I can only guess that there have been certain newsrooms where the temptation to say “hang the consequences” has been quite great.
After all, it’s only a few weeks since the Sun printed photos of the Duchess of Cambridge’s brother-in-law in an even greater state of undress and argued that the genie was out of the bottle on the internet and overseas publications.
Needless to say that that commercial decision saw thousands of extra Sun sales while the nation, by and large, forgave Harry for his unwise horseplay.
But the paparazzi pics of the Duchess create a rather different debate in this country, not only because of the extremity of privacy invasion but also because it impinges on that delicate, on-going relationship between Buckingham Palace and the media, and also because of what has been going on at the Leveson inquiry.
The British media have learnt lessons since the dark final days of Diana and so perhaps readers shouldn’t be too scornful of double standards between now and then or even Harry and now.
One tabloid which has been particularly condemnatory of the Closer snaps this week once famously printed a full-page illicit picture of Diana in leotard working out in the gym on its front page. But that’s ancient history.
In a way the press are having to resist public demand. It’s a rather base one, but unquestionably there will have been many British folk, frustrated at the domestic media’s sudden prudence, combing the internet in the hope of turning up these notorious snaps, and I don’t credit the old-style press with creating such a culture of prurience. Sections of buttoned-up Victorian society would have behaved in just the same way, given half the chance.
So, ironically, we find the much-reviled media and its editors in this case nobly maintaining standards of decency.
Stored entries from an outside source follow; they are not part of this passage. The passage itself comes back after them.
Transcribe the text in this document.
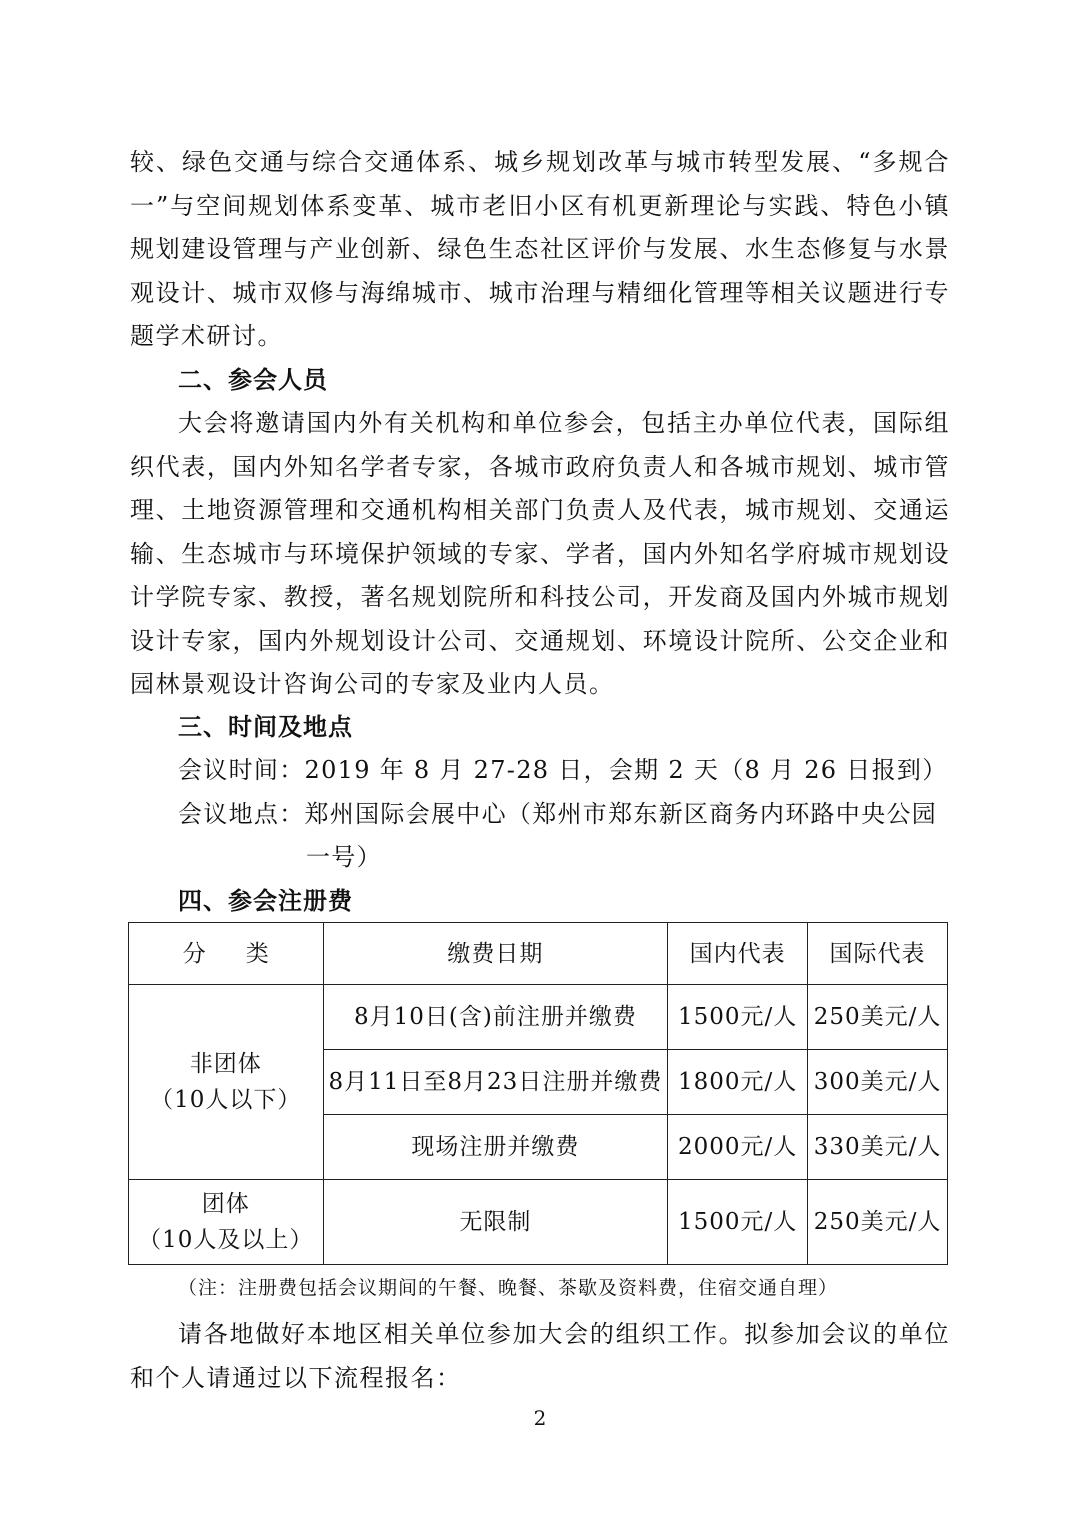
较、绿色交通与综合交通体系、城乡规划改革与城市转型发展、“多规合一”与空间规划体系变革、城市老旧小区有机更新理论与实践、特色小镇规划建设管理与产业创新、绿色生态社区评价与发展、水生态修复与水景观设计、城市双修与海绵城市、城市治理与精细化管理等相关议题进行专题学术研讨。

二、参会人员

大会将邀请国内外有关机构和单位参会，包括主办单位代表，国际组织代表，国内外知名学者专家，各城市政府负责人和各城市规划、城市管理、土地资源管理和交通机构相关部门负责人及代表，城市规划、交通运输、生态城市与环境保护领域的专家、学者，国内外知名学府城市规划设计学院专家、教授，著名规划院所和科技公司，开发商及国内外城市规划设计专家，国内外规划设计公司、交通规划、环境设计院所、公交企业和园林景观设计咨询公司的专家及业内人员。

三、时间及地点

会议时间：2019 年 8 月 27-28 日，会期 2 天（8 月 26 日报到）

会议地点：郑州国际会展中心（郑州市郑东新区商务内环路中央公园

一号）

四、参会注册费
分类	缴费日期	国内代表	国际代表

非团体
（10人以下）	8月10日(含)前注册并缴费	1500元/人	250美元/人
	8月11日至8月23日注册并缴费	1800元/人	300美元/人
	现场注册并缴费	2000元/人	330美元/人

团体
（10人及以上）	无限制	1500元/人	250美元/人

（注：注册费包括会议期间的午餐、晚餐、茶歇及资料费，住宿交通自理）

请各地做好本地区相关单位参加大会的组织工作。拟参加会议的单位和个人请通过以下流程报名：

2
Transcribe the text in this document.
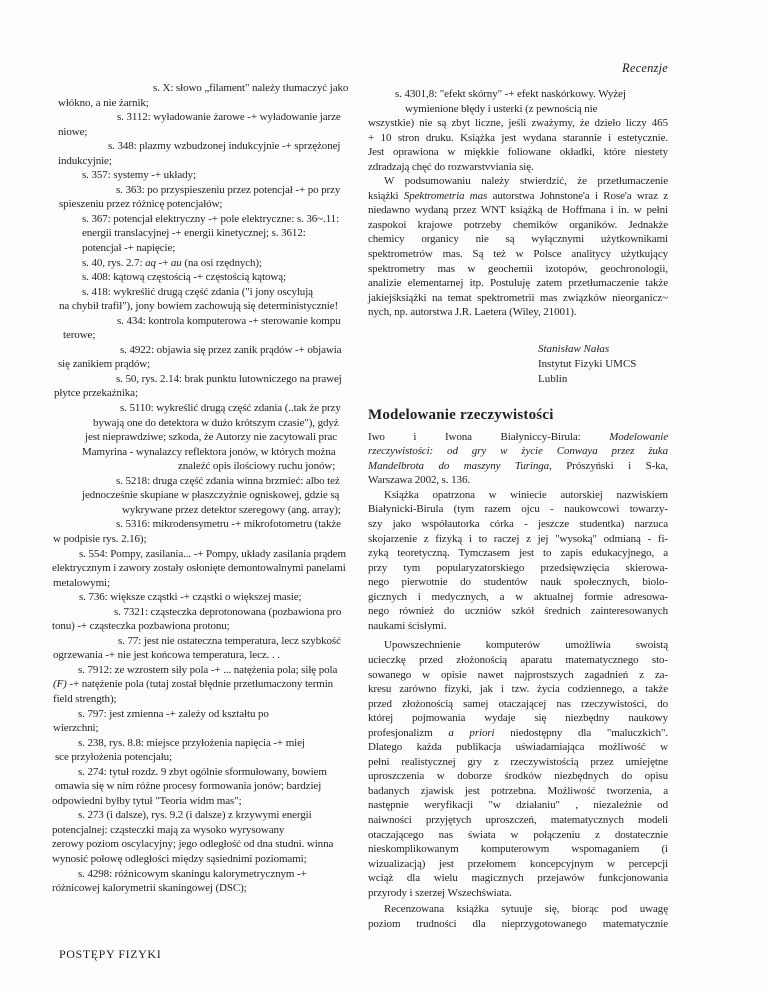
Recenzje
s. X: słowo „filament" należy tłumaczyć jako
włókno, a nie żarnik;
s. 3112: wyładowanie żarowe -+ wyładowanie jarze
niowe;
s. 348: plazmy wzbudzonej indukcyjnie -+ sprzężonej
indukcyjnie;
s. 357: systemy -+ układy;
s. 363: po przyspieszeniu przez potencjał -+ po przy
spieszeniu przez różnicę potencjałów;
s. 367: potencjał elektryczny -+ pole elektryczne: s. 36~.11:
energii translacyjnej -+ energii kinetycznej; s. 3612:
potencjał -+ napięcie;
s. 40, rys. 2.7: aq -+ au (na osi rzędnych);
s. 408: kątową częstością -+ częstością kątową;
s. 418: wykreślić drugą część zdania ("i jony oscylują
na chybił trafił"), jony bowiem zachowują się deterministycznie!
s. 434: kontrola komputerowa -+ sterowanie kompu
terowe;
s. 4922: objawia się przez zanik prądów -+ objawia
się zanikiem prądów;
s. 50, rys. 2.14: brak punktu lutowniczego na prawej
płytce przekaźnika;
s. 5110: wykreślić drugą część zdania (..tak że przy
bywają one do detektora w dużo krótszym czasie"), gdyż
jest nieprawdziwe; szkoda, że Autorzy nie zacytowali prac
Mamyrina - wynalazcy reflektora jonów, w których można
znaleźć opis ilościowy ruchu jonów;
s. 5218: druga część zdania winna brzmieć: albo też
jednocześnie skupiane w płaszczyźnie ogniskowej, gdzie są
wykrywane przez detektor szeregowy (ang. array);
s. 5316: mikrodensymetru -+ mikrofotometru (także
w podpisie rys. 2.16);
s. 554: Pompy, zasilania... -+ Pompy, układy zasilania prądem
elektrycznym i zawory zostały osłonięte demontowalnymi panelami
metalowymi;
s. 736: większe cząstki -+ cząstki o większej masie;
s. 7321: cząsteczka deprotonowana (pozbawiona pro
tonu) -+ cząsteczka pozbawiona protonu;
s. 77: jest nie ostateczna temperatura, lecz szybkość
ogrzewania -+ nie jest końcowa temperatura, lecz. . .
s. 7912: ze wzrostem siły pola -+ ... natężenia pola; siłę pola
(F) -+ natężenie pola (tutaj został błędnie przetłumaczony termin
field strength);
s. 797: jest zmienna -+ zależy od kształtu po
wierzchni;
s. 238, rys. 8.8: miejsce przyłożenia napięcia -+ miej
sce przyłożenia potencjału;
s. 274: tytuł rozdz. 9 zbyt ogólnie sformułowany, bowiem
omawia się w nim różne procesy formowania jonów; bardziej
odpowiedni byłby tytuł "Teoria widm mas";
s. 273 (i dalsze), rys. 9.2 (i dalsze) z krzywymi energii
potencjalnej: cząsteczki mają za wysoko wyrysowany
zerowy poziom oscylacyjny; jego odległość od dna studni. winna
wynosić połowę odległości między sąsiednimi poziomami;
s. 4298: różnicowym skaningu kalorymetrycznym -+
różnicowej kalorymetrii skaningowej (DSC);
s. 4301,8: "efekt skórny" -+ efekt naskórkowy. Wyżej
wymienione błędy i usterki (z pewnością nie
wszystkie) nie są zbyt liczne, jeśli zważymy, że dzieło liczy 465
+ 10 stron druku. Książka jest wydana starannie i estetycznie.
Jest oprawiona w miękkie foliowane okładki, które niestety
zdradzają chęć do rozwarstvviania się.
W podsumowaniu należy stwierdzić, że przetłumaczenie
książki Spektrometria mas autorstwa Johnstone'a i Rose'a wraz z
niedawno wydaną przez WNT książką de Hoffmana i in. w pełni
zaspokoi krajowe potrzeby chemików organików. Jednakże
chemicy organicy nie są wyłącznymi użytkownikami
spektrometrów mas. Są też w Polsce analitycy użytkujący
spektrometry mas w geochemii izotopów, geochronologii,
analizie elementarnej itp. Postuluję zatem przetłumaczenie także
jakiejśksiążki na temat spektrometrii mas związków nieorganicz~
nych, np. autorstwa J.R. Laetera (Wiley, 21001).
Stanisław Nałas
Instytut Fizyki UMCS
Lublin
Modelowanie rzeczywistości
Iwo i Iwona Białyniccy-Birula: Modelowanie
rzeczywistości: od gry w życie Conwaya przez żuka
Mandelbrota do maszyny Turinga, Prószyński i S-ka,
Warszawa 2002, s. 136.
Książka opatrzona w winiecie autorskiej nazwiskiem
Białynicki-Birula (tym razem ojcu - naukowcowi towarzy-
szy jako współautorka córka - jeszcze studentka) narzuca
skojarzenie z fizyką i to raczej z jej "wysoką" odmianą - fi-
zyką teoretyczną. Tymczasem jest to zapis edukacyjnego, a
przy tym popularyzatorskiego przedsięwzięcia skierowa-
nego pierwotnie do studentów nauk społecznych, biolo-
gicznych i medycznych, a w aktualnej formie adresowa-
nego również do uczniów szkół średnich zainteresowanych
naukami ścisłymi.
Upowszechnienie komputerów umożliwia swoistą
ucieczkę przed złożonością aparatu matematycznego sto-
sowanego w opisie nawet najprostszych zagadnień z za-
kresu zarówno fizyki, jak i tzw. życia codziennego, a także
przed złożonością samej otaczającej nas rzeczywistości, do
której pojmowania wydaje się niezbędny naukowy
profesjonalizm a priori niedostępny dla "maluczkich".
Dlatego każda publikacja uświadamiająca możliwość w
pełni realistycznej gry z rzeczywistością przez umiejętne
uproszczenia w doborze środków niezbędnych do opisu
badanych zjawisk jest potrzebna. Możliwość tworzenia, a
następnie weryfikacji "w działaniu" , niezależnie od
naiwności przyjętych uproszczeń, matematycznych modeli
otaczającego nas świata w połączeniu z dostatecznie
nieskomplikowanym komputerowym wspomaganiem (i
wizualizacją) jest przełomem koncepcyjnym w percepcji
wciąż dla wielu magicznych przejawów funkcjonowania
przyrody i szerzej Wszechświata.
Recenzowana książka sytuuje się, biorąc pod uwagę
poziom trudności dla nieprzygotowanego matematycznie
POSTĘPY FIZYKI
It helps that the nation loves Kate, who hasn’t put a foot wrong up to now and has not been caught up to no good like the toe-sucked Fergie of course.
But it is also a chance for the British press to regain a little bit of moral high ground territory (not that much I’ll grant you!) as it fulminates against foreign press who are only behaving like the Brit tabloids used to.
Perhaps the Duchess should never have ventured outside in only half a bikini bottoms, regardless of the remote, private location. But that makes no excuses for the paparazzo who took the pictures nor the magazines who published them.
These images are wrong for publication in so many ways. What next - cameras hidden in the royal privvy?
St James’s Palace lawyers have now successfully stopped the further publication of the snaps in France on the grounds of privacy intrusion.
But I wonder though whether there would be more profit in pursuing those involved in this tawdry piece of journalism for a prosecution under voyeurism laws. I’m sure that if a member of the public tried taking pictures of a woman sunbathing topless on private property they would be clapped in irons.